Cotton dresses, sandals and arctic weather.

My memories of Easter seem to focus on new clothes and outings.  The new clothes always came first and there was always a degree of forward planning.  Mum usually took me on the green bus from The Winning, Wallsend to Croft Street, Newcastle and we would go to Marks & Spencer, which carried a good range of smart summer dresses for the fashion conscious eight year old.  The problem was making the choice.  With shoes it was a bit easier because you always got T-bar sandals, a classic design that were really comfortable and kept you going right through the summer, whatever you were doing.

My favourite pair were red, and I remember them being stored in the walk-in cupboard in the kitchen, where the tin bath was kept.  There was absolutely no possibility of wearing them before Easter Sunday, so I used to disappear into this cupboard for hours at a time, putting the new sandals on and just looking at them on my feet.  Things haven’t changed really, I’m still a sucker for a new pair of shoes.

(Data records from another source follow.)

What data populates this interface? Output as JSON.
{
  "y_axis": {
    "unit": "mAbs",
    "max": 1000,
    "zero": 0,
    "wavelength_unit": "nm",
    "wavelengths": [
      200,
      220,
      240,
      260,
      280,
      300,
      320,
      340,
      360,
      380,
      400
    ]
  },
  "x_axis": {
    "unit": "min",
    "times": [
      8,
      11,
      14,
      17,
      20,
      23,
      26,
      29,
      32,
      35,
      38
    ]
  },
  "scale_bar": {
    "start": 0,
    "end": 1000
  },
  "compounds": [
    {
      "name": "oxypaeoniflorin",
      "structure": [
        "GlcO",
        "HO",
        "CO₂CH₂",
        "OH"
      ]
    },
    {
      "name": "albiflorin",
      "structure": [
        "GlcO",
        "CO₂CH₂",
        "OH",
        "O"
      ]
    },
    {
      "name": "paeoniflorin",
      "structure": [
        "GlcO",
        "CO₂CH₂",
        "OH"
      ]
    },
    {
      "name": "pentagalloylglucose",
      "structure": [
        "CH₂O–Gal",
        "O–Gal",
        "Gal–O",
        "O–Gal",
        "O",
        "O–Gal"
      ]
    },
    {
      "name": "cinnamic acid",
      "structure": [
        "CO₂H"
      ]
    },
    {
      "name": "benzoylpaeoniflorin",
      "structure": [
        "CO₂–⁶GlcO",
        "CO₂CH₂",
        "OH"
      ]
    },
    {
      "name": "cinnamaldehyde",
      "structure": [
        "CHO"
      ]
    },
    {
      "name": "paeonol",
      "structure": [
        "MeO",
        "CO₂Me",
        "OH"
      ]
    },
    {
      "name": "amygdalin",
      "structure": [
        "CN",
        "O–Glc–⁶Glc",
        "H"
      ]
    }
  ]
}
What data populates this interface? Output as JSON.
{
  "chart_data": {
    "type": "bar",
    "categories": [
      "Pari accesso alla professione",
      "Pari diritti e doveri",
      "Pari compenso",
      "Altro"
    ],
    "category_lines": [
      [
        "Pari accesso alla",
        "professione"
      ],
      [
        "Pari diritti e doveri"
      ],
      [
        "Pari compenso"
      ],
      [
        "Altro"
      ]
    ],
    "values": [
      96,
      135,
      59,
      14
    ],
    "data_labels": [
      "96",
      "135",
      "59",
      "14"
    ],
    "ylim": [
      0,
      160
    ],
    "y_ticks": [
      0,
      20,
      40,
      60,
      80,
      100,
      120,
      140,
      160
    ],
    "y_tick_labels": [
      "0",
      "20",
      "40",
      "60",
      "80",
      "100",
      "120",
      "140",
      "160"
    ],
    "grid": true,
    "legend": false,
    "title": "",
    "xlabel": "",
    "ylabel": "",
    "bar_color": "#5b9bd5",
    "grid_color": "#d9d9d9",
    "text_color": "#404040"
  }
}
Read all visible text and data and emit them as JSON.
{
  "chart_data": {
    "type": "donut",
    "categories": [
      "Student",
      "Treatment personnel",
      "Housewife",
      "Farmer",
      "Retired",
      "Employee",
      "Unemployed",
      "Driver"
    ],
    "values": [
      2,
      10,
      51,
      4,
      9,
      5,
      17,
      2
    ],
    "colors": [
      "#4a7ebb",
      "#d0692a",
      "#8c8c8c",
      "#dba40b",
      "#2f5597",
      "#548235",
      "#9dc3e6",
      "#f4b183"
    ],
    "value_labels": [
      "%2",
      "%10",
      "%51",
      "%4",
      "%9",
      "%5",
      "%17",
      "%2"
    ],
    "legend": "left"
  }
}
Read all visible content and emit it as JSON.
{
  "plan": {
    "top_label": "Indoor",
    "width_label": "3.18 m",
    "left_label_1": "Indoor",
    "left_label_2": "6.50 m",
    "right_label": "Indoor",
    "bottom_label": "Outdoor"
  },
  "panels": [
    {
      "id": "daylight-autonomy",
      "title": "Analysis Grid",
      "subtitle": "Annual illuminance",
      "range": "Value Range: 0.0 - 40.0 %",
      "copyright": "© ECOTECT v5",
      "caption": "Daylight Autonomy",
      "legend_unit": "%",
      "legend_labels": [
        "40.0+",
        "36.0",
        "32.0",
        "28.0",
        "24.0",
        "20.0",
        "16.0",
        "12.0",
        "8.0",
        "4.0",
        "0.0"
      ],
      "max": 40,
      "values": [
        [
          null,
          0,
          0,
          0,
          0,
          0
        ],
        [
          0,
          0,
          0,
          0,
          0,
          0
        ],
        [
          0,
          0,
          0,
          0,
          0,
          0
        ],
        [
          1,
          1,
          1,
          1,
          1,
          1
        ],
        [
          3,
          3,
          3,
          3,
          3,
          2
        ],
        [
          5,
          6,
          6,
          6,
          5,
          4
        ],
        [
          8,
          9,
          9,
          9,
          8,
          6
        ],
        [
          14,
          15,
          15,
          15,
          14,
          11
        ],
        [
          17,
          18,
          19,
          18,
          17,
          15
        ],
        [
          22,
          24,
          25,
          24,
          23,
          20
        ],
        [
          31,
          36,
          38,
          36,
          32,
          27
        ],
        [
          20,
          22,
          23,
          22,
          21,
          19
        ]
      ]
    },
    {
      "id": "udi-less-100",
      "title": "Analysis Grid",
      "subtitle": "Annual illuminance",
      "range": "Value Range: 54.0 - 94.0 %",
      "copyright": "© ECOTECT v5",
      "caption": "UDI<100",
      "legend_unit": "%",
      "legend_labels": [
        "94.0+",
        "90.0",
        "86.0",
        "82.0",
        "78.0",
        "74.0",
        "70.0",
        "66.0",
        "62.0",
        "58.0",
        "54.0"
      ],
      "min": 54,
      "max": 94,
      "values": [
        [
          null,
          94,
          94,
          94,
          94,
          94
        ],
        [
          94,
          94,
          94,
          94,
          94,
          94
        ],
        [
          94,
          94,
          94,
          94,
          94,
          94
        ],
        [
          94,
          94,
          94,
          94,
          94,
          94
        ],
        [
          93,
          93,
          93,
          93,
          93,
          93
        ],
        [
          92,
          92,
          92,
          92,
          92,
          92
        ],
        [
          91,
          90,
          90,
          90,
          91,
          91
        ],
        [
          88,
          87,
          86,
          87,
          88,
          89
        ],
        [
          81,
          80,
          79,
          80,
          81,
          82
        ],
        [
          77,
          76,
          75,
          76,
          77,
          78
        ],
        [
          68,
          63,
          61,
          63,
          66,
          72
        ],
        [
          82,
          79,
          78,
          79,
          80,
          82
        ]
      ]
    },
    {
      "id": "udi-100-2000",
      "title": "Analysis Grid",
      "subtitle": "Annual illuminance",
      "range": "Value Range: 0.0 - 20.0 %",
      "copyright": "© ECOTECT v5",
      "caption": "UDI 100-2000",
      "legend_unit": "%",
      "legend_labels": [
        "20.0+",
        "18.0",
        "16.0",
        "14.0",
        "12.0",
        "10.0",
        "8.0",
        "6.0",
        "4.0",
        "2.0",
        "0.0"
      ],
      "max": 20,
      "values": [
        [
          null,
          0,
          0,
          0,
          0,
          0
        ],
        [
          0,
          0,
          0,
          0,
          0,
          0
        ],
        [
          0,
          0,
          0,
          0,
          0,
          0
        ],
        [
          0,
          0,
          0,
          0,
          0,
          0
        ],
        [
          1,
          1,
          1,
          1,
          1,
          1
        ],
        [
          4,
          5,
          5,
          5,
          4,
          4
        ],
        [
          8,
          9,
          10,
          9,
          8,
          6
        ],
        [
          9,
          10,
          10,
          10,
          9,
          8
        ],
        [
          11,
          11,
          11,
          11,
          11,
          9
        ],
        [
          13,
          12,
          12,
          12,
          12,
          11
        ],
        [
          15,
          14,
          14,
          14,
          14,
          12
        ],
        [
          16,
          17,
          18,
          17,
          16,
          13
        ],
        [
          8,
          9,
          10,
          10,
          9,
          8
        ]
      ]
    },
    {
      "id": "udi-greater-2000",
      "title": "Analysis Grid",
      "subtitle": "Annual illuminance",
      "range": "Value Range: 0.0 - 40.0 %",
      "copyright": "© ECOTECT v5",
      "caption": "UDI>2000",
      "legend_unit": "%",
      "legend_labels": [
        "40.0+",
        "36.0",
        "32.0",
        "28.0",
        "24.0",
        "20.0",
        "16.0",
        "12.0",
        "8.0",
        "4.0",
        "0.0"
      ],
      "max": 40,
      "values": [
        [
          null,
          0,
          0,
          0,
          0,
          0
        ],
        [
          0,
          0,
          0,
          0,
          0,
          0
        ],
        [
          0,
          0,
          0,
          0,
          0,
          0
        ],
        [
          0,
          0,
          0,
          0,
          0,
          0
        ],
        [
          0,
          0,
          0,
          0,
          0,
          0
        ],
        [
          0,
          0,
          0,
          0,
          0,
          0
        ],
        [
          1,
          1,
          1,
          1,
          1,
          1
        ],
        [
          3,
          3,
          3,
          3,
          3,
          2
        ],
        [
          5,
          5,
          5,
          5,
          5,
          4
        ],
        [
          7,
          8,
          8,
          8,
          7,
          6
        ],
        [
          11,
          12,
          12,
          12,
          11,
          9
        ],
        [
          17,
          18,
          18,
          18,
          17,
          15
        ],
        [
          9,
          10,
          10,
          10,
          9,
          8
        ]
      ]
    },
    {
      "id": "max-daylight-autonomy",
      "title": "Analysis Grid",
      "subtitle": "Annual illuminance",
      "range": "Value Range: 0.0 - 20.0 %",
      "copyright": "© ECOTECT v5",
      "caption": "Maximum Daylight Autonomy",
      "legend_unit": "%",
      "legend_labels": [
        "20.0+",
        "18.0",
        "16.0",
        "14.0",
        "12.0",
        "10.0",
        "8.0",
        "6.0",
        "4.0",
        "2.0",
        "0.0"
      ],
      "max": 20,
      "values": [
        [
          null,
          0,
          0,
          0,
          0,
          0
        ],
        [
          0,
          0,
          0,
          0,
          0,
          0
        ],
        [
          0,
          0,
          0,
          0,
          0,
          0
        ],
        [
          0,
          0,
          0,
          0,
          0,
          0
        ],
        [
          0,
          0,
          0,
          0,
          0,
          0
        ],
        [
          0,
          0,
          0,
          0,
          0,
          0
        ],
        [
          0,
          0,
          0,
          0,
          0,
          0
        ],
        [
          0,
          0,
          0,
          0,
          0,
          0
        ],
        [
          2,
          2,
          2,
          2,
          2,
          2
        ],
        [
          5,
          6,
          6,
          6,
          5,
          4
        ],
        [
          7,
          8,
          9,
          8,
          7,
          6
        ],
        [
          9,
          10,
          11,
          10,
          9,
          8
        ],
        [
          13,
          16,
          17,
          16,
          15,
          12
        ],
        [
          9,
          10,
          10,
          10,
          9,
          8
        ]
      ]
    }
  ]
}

Of course, the dress you got had no sleeves and was made of cotton, a fact which guaranteed most years that it couldn’t be worn on Easter Day because the weather would be arctic.  I can remember huge debates with my mother about whether it was warm enough to wear the dress to church or dry enough to wear the sandals.

Easter weekends were very special, starting with hot cross buns on Good Friday morning breakfast.  This was always a quiet, sombre sort of day, with no shops open.  When I was in the Brownies we marched in a procession of witness.  Easter Sunday was the big day, when all the eggs arrived and we went out with Grandad and aunts and cousins on some sort of trip out, often to the beach.  At teatime we would have an enormous tea, with beautiful salads and fresh ham – a kind of ‘spring’ type meal.  After tea I can remember sitting with all of the boxes from the Easter eggs, and the cellophane wrappers from the chocolates inside, making dolls houses.  Wrappers from Quality Street and Roses were best, because they had lovely colours and patterns on the wrappers, they made beautiful sets of curtains.

Easter Monday was spent with friends and we would two things in particular.  Firstly, we went to the sledging hill near our house and rolled our paste eggs until they smashed into pieces.  Then, in the afternoon we would go to the funfair at the Burn Closes, to try and win a goldfish or go on the waltzer.  Mother hated it when I brought a goldfish home!